During last week’s warm spell,
Emilie Holland saw and heard something she seldom detects this early in the year
– the first movement of frogs and salamanders from their woodland wintering
grounds to their springtime breeding pools. She observed wood frogs, spring
peepers, spotted salamanders and even a rare marbled salamander near her house
not far from the Great Swamp Wildlife Management Area in South Kingstown.
“We often get pretty early activity
here,” said Holland, an environmental scientist for the Rhode Island Department
of Transportation and a board member of the Rhode Island Natural
History
Survey. “For whatever reason, the micro-climate is good for them. The problem
is that my hotspot is along a road, and the frogs and salamanders are often
crossing it,” which puts them at risk.
Marbled salamander by Emilie Holland |
During the same warm days last week,
other observers reported hearing spring peepers in North Kingstown and
Cumberland and seeing a red-backed salamander in Middletown.
According to amphibian expert Lou
Perrotti, director of conservation at Roger Williams Park Zoo, frogs and
salamanders don’t typically migrate to their breeding ponds until mid-March in
most areas of the state. During the cold winter of 2015, when many ponds were
still frozen until April, amphibian migration was delayed by almost a month.
But it’s not unusual for rain showers during an especially warm period in late February
to trigger an early migration.
“When that happens, the migration
period tends to get extended,” Perrotti said. “A snowstorm or cold snap shuts
things down for a while, and then it picks back up again. You don’t have the
usual massive explosion of breeding activity all at once. It trickles along
instead.”
What happens to the frogs in the
ponds when the cold returns and the ponds freeze over again? Not much. Perrotti
said the animals are adapted to survive such conditions for short periods of
time. In fact, University of Rhode Island herpetologist Peter Paton said he
commonly sees wood frogs and spotted salamanders swimming beneath the ice of
local ponds in late winter. And wood frogs are uniquely adapted to freeze solid
and thaw out later with no negative consequences.
The bigger concern – as Holland
expressed – is that many frogs and salamanders must cross roads to reach their
breeding ponds, and untold thousands of them get run over by vehicles each year
in Rhode Island in the process.
“It’s a huge problem, one of the
biggest threats to amphibians and reptiles in the area,” Perrotti said. “I’ve
seen nights where there were hundreds of smashed wood frogs at just one site.
Toads get hammered, too, because they typically have huge breeding explosions
over a period of two or three nights. And gray tree frogs, too, which are
pretty clumsy on the ground.”
Amphibian movement to and from their
breeding ponds will likely continue through April – some species, like green
frogs, migrate later than others – but it typically happens at night when it is
raining. So Perrotti and Holland recommend driving carefully at night along
back roads in wetland areas during rain showers.
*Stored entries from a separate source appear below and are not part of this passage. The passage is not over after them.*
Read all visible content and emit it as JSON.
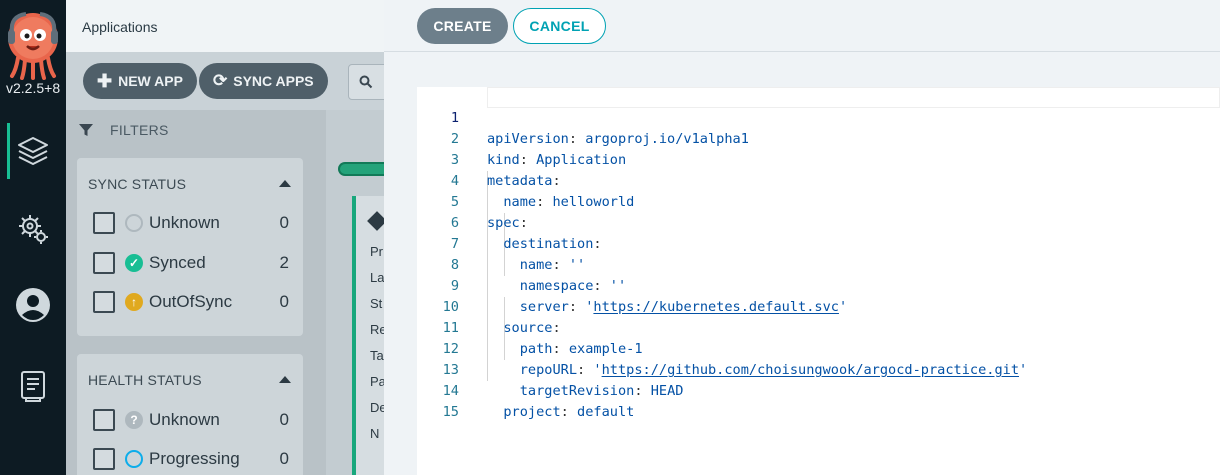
{
  "nav": {
    "version": "v2.2.5+8",
    "items": [
      "applications-icon",
      "settings-icon",
      "user-icon",
      "docs-icon"
    ]
  },
  "background": {
    "page_title": "Applications",
    "new_app_label": "NEW APP",
    "sync_apps_label": "SYNC APPS",
    "filters_label": "FILTERS",
    "sync_status": {
      "title": "SYNC STATUS",
      "rows": [
        {
          "label": "Unknown",
          "count": "0"
        },
        {
          "label": "Synced",
          "count": "2"
        },
        {
          "label": "OutOfSync",
          "count": "0"
        }
      ]
    },
    "health_status": {
      "title": "HEALTH STATUS",
      "rows": [
        {
          "label": "Unknown",
          "count": "0"
        },
        {
          "label": "Progressing",
          "count": "0"
        }
      ]
    },
    "card_labels": [
      "Pr",
      "La",
      "St",
      "Re",
      "Ta",
      "Pa",
      "De",
      "N"
    ]
  },
  "sheet": {
    "create_label": "CREATE",
    "cancel_label": "CANCEL"
  },
  "editor": {
    "line_numbers": [
      "1",
      "2",
      "3",
      "4",
      "5",
      "6",
      "7",
      "8",
      "9",
      "10",
      "11",
      "12",
      "13",
      "14",
      "15"
    ],
    "lines": {
      "l1": {
        "key": "apiVersion",
        "value": "argoproj.io/v1alpha1"
      },
      "l2": {
        "key": "kind",
        "value": "Application"
      },
      "l3": {
        "key": "metadata"
      },
      "l4": {
        "key": "name",
        "value": "helloworld"
      },
      "l5": {
        "key": "spec"
      },
      "l6": {
        "key": "destination"
      },
      "l7": {
        "key": "name",
        "value": "''"
      },
      "l8": {
        "key": "namespace",
        "value": "''"
      },
      "l9": {
        "key": "server",
        "value": "https://kubernetes.default.svc"
      },
      "l10": {
        "key": "source"
      },
      "l11": {
        "key": "path",
        "value": "example-1"
      },
      "l12": {
        "key": "repoURL",
        "value": "https://github.com/choisungwook/argocd-practice.git"
      },
      "l13": {
        "key": "targetRevision",
        "value": "HEAD"
      },
      "l14": {
        "key": "project",
        "value": "default"
      }
    }
  },
  "colors": {
    "accent": "#00a2b3",
    "synced": "#18be94",
    "out_of_sync": "#f4c030",
    "nav_bg": "#0d1b23"
  }
}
“It’s hard to avoid every frog in
the road, especially if you catch it on a good night for migration when they’re
everywhere,” Perrotti said.
One strategy that Perrotti said has
been employed in western Massachusetts to avoid the problem of amphibian
roadkill is the installation of what he calls “salamander tunnels” beneath roadways
in areas where large numbers of frogs and salamanders migrate across roads.
Barriers along the roadside funnel the animals toward the tunnel, which avoids
much of the mortality.
The idea has been discussed in Rhode
Island, but the cost is high and finding funding in municipal budgets is an
impediment. Signage encouraging drivers to slow down at certain locations is
another strategy that officials in the state have considered, though few have
been installed to date.
Holland notes that homeowners with sump
pumps should regularly check the system for amphibians that wander in and
cannot escape.
“I’m constantly fishing salamanders
and frogs out of mine,” she said. “People should monitor the sump in their basement and maybe they can keep a local
breeding population healthy by not letting the adults die in a pitfall trap
that they didn't even know they had.”
Those interested in learning more
about local amphibians and participating in a related citizen science project
should consider signing up for Frogwatch, a national program administered
locally by Roger Williams Park Zoo. Volunteers attend a training program to
learn the breeding calls of the various frog species that reside in Rhode
Island, then visit a designated pond in the evening once a week from March
through August to document breeding activity.
The next training session is
Saturday, March 3 at 1:30 p.m. and Sunday, March 4 at 1 p.m. Perrotti said that
families with children over 10 are encouraged to sign up together.
“Kids are especially good at it
because they’re inspired by the program and they’re good at remembering the
calls,” he said.
This article first appeared on EcoRI.org on March 1, 2018.